We then have to confront the issue that, if voters think they may lose the items of spending they like, they will probably vote for the budget. And that is fair enough. Why is that a problem? Voters will have to form a balanced view. There will be elements they like, and elements they dislike. As with voting for politicians, they may hold their noses and vote for something less than wholeheartedly, or they may reject what they see.

Here, though, I have already stressed that the vote is not sudden death. One would expect the referendum to be held early in the year preceding the financial year in which to takes effect. Thus, if it is rejected, then there is time for a revised budget and another vote.
Purple Scorpion notes my comments that, if the electorate then refuse the budget, then we have a full-blown political crisis. "What fun!", I remark, suggesting that a government could then decide to resign and trigger a general election. They might indeed be forced to do so, thereby giving the people the effective power of a mid-term vote of confidence. Would people then not be interested?
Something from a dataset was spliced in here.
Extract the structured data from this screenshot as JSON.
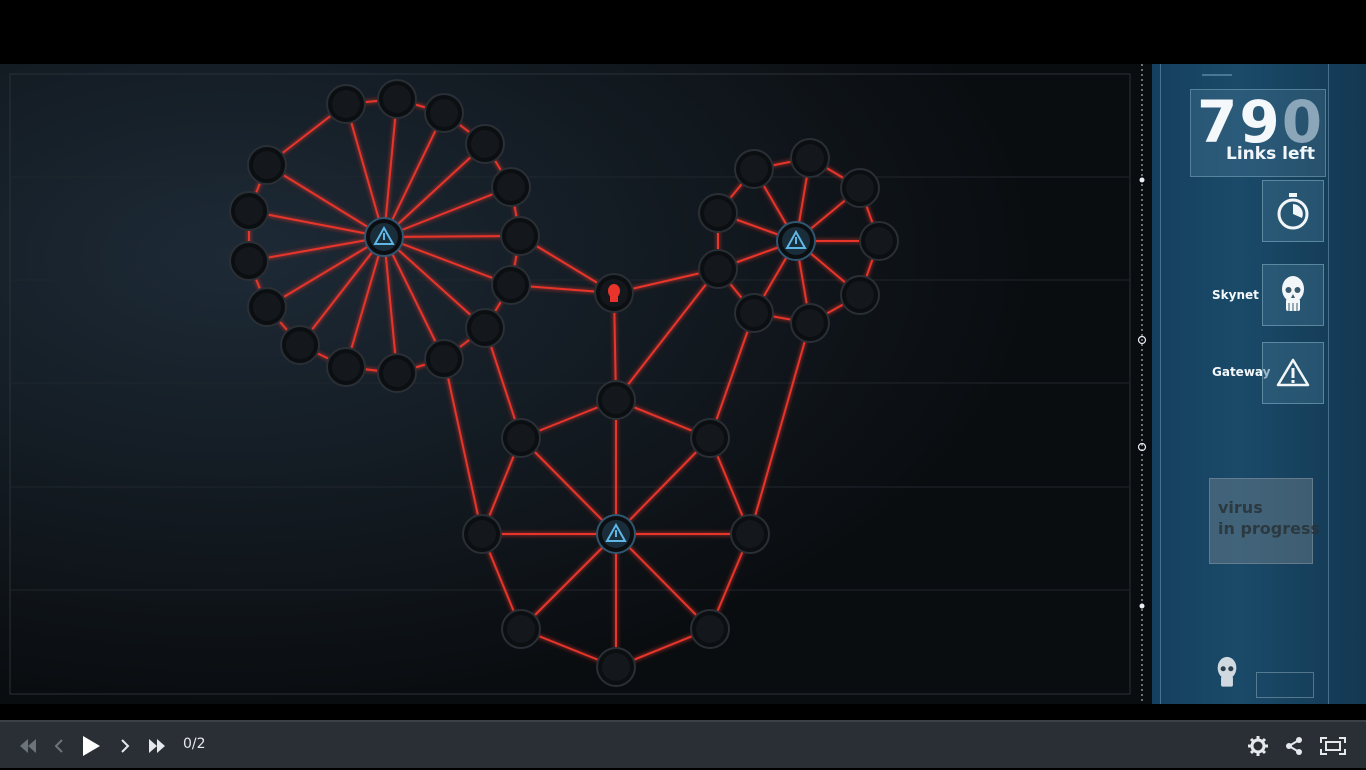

What we see, therefore, is a situation where the people are back in the driving seat. Confronted with the requirement to seek popular approval for their budgets, one can see governments first avoiding highly contentious spending – and taxes – which might put a budget and thence the government at risk.

One would then see government taking great pains to explain their spending plans, far more than they do at the moment, and we could expect a major public debate on taxation and spending each year.

As to the underlying objective of Referism, to change the relationship between the government and the people, Purple Scorpion argues that the annual budget referendum will not achieve that. But that argument defies reality. At the moment, the government tells us what it intends to spend, and how much tax it intends to take from us. We do not have a vote.

With an annual referendum, the government has to ask us – and we have the power to say "no". What's there not to like?